Mayo Clinic earnings jumped by nearly 50 percent last year as the Rochester-based health care system lost less money on Medicaid patients while benefiting from more philanthropy, strong investment returns and efficiency gains.
The improved financial performance with Medicaid came after Mayo’s chief executive encouraged workers to “prioritize” patients with private insurance in certain cases, rather than government insurance programs, according to a Star Tribune report last year.
Mayo officials denied any connection, however, and pointed instead to double-digit jumps in investment income and charitable giving, plus millions in savings from “optimizing” how Mayo’s five-state network of clinics and hospitals provides care.
“It’s efficiency in a couple of different dimensions,” said Dennis Dahlen, the clinic’s chief financial officer. “One is trying to reduce the cost of a unit of service. And the other is to be smart about how many units of service ... are used to treat a patient.”
For 2017, Mayo Clinic reported net income of $707 million, up 49 percent over the previous year, on $11.99 billion in revenue. Over the past 10 years, Mayo has posted annual net income tallies ranging from a low of $333.2 million in 2009 to a high of $834 million in 2014.
As a nonprofit, Mayo Clinic reinvests income in operations. Current investments include $714 million in capital projects, including the implementation of an electronic health record system that’s linked with a new billing system.
Salaries and benefits increased 7 percent in 2017 to $7.3 billion.

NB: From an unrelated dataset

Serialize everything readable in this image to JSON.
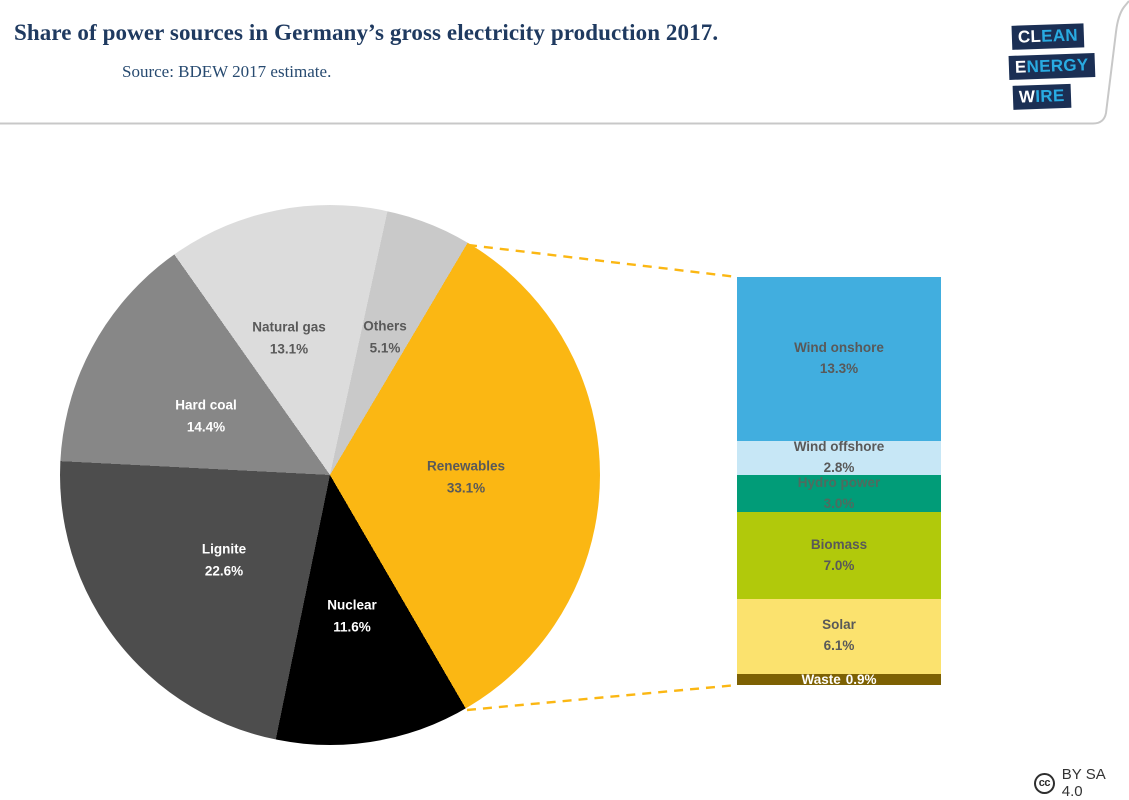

The clinic contributed $535 million to employee pensions.
“Our earnings are invested in our medical practice, education and research, along with our employees and our communities,” Dahlen said in a statement. “It’s also vital to invest in the financial security of our staff and to equip them with technology and infrastructure to best serve our patients.”

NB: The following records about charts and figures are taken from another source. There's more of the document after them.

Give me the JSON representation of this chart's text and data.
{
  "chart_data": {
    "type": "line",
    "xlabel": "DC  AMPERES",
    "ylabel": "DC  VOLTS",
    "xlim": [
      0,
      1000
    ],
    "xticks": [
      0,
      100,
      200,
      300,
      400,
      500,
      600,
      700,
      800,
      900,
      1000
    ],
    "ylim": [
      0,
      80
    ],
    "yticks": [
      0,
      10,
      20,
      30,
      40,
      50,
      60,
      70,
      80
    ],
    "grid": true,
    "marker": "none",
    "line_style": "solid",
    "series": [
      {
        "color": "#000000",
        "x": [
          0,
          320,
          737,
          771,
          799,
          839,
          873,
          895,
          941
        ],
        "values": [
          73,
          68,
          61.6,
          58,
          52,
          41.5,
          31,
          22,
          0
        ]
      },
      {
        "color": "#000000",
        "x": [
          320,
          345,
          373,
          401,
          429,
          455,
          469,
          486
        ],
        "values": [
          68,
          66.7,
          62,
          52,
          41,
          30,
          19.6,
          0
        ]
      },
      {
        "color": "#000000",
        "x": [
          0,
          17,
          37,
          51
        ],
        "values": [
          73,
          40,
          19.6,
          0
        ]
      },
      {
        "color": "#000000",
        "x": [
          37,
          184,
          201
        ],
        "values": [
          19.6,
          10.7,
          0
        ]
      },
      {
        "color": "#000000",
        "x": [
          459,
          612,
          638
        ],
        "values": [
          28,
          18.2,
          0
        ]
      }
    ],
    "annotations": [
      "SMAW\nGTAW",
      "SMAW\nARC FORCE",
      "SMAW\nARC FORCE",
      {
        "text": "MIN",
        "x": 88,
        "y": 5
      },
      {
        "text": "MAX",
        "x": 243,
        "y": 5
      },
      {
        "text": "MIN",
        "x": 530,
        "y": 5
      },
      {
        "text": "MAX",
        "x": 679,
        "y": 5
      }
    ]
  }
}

Revenue from philanthropic contributions grew by $76 million, or 47 percent, to $238 million last year. Investment revenue grew by $56 million, or 19 percent, to $350 million.
In recent years, Mayo Clinic has seen a steady increase in its estimated unreimbursed cost of providing services to patients in Medicaid, which is the state-federal health insurance program for low-income Americans.

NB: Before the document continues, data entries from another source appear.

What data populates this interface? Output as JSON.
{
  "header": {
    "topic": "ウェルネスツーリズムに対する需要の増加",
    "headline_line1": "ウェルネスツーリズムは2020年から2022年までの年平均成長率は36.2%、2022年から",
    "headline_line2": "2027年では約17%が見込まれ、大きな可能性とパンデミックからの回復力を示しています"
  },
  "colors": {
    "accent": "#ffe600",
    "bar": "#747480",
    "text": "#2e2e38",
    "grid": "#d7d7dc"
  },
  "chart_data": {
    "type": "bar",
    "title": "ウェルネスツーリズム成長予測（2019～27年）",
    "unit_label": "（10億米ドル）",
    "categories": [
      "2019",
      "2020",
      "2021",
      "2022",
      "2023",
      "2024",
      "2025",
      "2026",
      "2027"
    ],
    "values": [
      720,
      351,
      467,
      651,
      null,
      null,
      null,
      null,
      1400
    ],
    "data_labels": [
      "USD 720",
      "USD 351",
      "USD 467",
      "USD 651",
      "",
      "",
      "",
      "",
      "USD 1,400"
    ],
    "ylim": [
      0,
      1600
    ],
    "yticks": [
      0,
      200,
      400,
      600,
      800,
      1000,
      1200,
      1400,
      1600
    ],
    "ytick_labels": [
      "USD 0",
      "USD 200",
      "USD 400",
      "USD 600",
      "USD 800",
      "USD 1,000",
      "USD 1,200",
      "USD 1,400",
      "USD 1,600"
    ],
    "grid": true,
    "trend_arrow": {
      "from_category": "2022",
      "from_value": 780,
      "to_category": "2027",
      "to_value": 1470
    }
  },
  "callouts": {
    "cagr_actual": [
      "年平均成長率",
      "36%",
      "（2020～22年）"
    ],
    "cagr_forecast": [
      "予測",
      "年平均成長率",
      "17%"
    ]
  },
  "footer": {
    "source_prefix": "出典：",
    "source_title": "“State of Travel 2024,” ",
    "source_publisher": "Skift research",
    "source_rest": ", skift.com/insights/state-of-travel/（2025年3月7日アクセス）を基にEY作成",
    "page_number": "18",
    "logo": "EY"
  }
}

The annual tallies during the time period grew from about $322 million in 2012 to $546 million in 2016.
In 2017, however, the shortfall shrank by $43 million, or about 8 percent, to $503 million, according to a financial statement released this week.
A Star Tribune story last year quoted an internal message from Mayo Chief Executive Dr. John Noseworthy saying that when patients were presented with comparable nonemergency health problems, the clinic would “prioritize” patients with private insurance over lower-paying government coverage. Mayo Clinic officials denied any connection, however, between Noseworthy’s message and the smaller Medicaid loss.
Mayo said there wasn’t a policy change to prioritize privately insured patients, and Noseworthy later said he regretted using the word.
Mayo’s change in the unpaid portion of Medicaid was affected by the sale last year of its hospital in Waycross, Ga., which had a significant Medicaid population, the clinic said in a statement. In addition, the Medicaid program in Iowa moved enrollees into managed care plans that limited patient movement across state lines, the clinic said.
“More than 53 percent of Mayo’s total medical services provided are for government-insured patients,” the clinic said in a statement. “We are committed to serving those patients.”